Sunday, January 18, 2009

Aristotle: Rhetoric: Book I: Ch 9

Consequently, whenever you want to praise any one, think what you would urge people to do; and when you want to urge the doing of anything, think what you would praise a man for having done.


I need to think about this, but it seems like a masterful approach to manipulation. Again, this needs consideration.

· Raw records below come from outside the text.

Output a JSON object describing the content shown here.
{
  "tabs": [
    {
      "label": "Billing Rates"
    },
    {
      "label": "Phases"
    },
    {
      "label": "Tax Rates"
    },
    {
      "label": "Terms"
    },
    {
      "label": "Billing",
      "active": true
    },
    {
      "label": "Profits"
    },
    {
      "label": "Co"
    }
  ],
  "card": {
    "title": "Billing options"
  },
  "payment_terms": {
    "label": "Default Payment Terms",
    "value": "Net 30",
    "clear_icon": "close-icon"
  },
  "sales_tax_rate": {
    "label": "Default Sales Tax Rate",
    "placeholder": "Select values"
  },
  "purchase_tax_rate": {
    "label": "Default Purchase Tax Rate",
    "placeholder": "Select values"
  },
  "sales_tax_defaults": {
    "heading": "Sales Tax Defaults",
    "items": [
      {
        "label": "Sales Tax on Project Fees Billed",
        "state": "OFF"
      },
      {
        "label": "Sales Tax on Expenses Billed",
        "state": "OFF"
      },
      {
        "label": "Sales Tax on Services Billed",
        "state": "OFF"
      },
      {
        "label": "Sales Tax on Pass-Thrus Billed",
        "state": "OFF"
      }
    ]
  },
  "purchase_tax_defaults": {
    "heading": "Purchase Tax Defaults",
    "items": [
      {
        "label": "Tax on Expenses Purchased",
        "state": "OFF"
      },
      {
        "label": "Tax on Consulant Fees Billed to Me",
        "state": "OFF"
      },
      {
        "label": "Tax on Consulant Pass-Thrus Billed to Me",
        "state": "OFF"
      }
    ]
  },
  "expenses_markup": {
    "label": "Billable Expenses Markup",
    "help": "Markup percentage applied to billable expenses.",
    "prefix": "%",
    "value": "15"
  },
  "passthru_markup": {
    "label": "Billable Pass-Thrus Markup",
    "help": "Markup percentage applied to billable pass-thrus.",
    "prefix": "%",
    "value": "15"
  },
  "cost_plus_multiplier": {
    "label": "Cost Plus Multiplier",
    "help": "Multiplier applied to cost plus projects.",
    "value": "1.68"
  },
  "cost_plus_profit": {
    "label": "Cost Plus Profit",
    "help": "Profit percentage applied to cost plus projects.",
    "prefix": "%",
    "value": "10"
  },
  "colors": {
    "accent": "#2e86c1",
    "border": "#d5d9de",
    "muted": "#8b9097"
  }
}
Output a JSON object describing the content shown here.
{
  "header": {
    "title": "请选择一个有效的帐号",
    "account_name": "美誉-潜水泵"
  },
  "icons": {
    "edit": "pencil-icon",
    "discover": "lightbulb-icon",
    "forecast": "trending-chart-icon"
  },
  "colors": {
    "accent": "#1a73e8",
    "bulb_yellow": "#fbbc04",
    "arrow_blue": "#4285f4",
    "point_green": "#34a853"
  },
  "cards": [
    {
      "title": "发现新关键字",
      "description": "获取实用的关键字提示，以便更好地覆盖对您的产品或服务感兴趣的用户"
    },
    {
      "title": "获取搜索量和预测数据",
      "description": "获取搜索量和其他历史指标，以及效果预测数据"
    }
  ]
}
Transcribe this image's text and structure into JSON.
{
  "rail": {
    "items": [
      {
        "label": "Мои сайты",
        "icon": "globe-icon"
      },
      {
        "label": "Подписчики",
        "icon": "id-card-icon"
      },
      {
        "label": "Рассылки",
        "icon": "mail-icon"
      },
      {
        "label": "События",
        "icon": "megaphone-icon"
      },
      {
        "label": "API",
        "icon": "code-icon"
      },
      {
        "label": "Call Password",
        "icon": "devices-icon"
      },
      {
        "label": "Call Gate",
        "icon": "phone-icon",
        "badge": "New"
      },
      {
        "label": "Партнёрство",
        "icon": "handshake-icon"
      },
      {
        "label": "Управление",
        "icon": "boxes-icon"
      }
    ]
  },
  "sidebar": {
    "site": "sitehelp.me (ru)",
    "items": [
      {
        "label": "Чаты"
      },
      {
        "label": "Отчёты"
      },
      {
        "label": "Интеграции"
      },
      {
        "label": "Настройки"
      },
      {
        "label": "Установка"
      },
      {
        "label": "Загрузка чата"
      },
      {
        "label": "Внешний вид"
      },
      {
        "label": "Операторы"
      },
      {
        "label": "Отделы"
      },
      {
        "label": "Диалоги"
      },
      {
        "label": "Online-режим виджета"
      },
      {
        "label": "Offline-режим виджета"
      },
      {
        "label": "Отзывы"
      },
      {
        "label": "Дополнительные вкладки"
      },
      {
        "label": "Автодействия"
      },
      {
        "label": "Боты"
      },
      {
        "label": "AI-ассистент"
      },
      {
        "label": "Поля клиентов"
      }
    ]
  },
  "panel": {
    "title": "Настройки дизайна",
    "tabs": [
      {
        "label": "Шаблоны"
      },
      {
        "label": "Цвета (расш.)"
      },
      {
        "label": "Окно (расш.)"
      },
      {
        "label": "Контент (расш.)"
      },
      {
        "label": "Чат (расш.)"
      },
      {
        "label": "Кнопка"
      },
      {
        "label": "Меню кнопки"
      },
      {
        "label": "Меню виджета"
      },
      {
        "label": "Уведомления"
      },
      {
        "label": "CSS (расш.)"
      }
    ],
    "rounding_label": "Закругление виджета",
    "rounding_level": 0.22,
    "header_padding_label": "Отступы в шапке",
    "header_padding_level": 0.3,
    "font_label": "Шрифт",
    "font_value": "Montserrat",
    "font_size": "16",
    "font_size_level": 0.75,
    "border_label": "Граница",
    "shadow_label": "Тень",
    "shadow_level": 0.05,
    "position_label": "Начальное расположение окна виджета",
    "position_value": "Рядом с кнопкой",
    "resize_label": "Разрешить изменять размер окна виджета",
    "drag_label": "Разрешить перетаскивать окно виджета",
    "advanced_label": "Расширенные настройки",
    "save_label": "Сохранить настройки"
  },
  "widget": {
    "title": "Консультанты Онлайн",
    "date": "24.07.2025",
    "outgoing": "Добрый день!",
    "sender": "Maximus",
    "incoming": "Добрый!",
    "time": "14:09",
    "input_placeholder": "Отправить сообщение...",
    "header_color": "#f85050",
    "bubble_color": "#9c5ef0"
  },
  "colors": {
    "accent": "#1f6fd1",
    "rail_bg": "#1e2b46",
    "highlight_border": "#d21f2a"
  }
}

Praise is the expression in words of the eminence of a man's good qualities, and therefore we must display his actions as the product of such qualities. Encomium refers to what he has actually done; the mention of accessories, such as good birth and education, merely helps to make our story credible -- good fathers are likely to have good sons, and good training is likely to produce good character. Hence it is only when a man has already done something that we bestow encomiums upon him. Yet the actual deeds are evidence of the doer's character: even if a man has not actually done a given good thing, we shall bestow praise on him, if we are sure that he is the sort of man who would do it. To call any one blest is, it may be added, the same thing as to call him happy; but these are not the same thing as to bestow praise and encomium upon him; the two latter are a part of "calling happy," just as goodness is a part of happiness.

Reading this made me wonder what we have currently which is similar to or functions as an encomium. Does a positive 30 second news spot count as one? Do media representations of good deeds actually have the same cultural important that formal encomiums did in ancient Greece? I wonder just how important or lost the role of praise and honor have become in modern culture. Again, more to think about.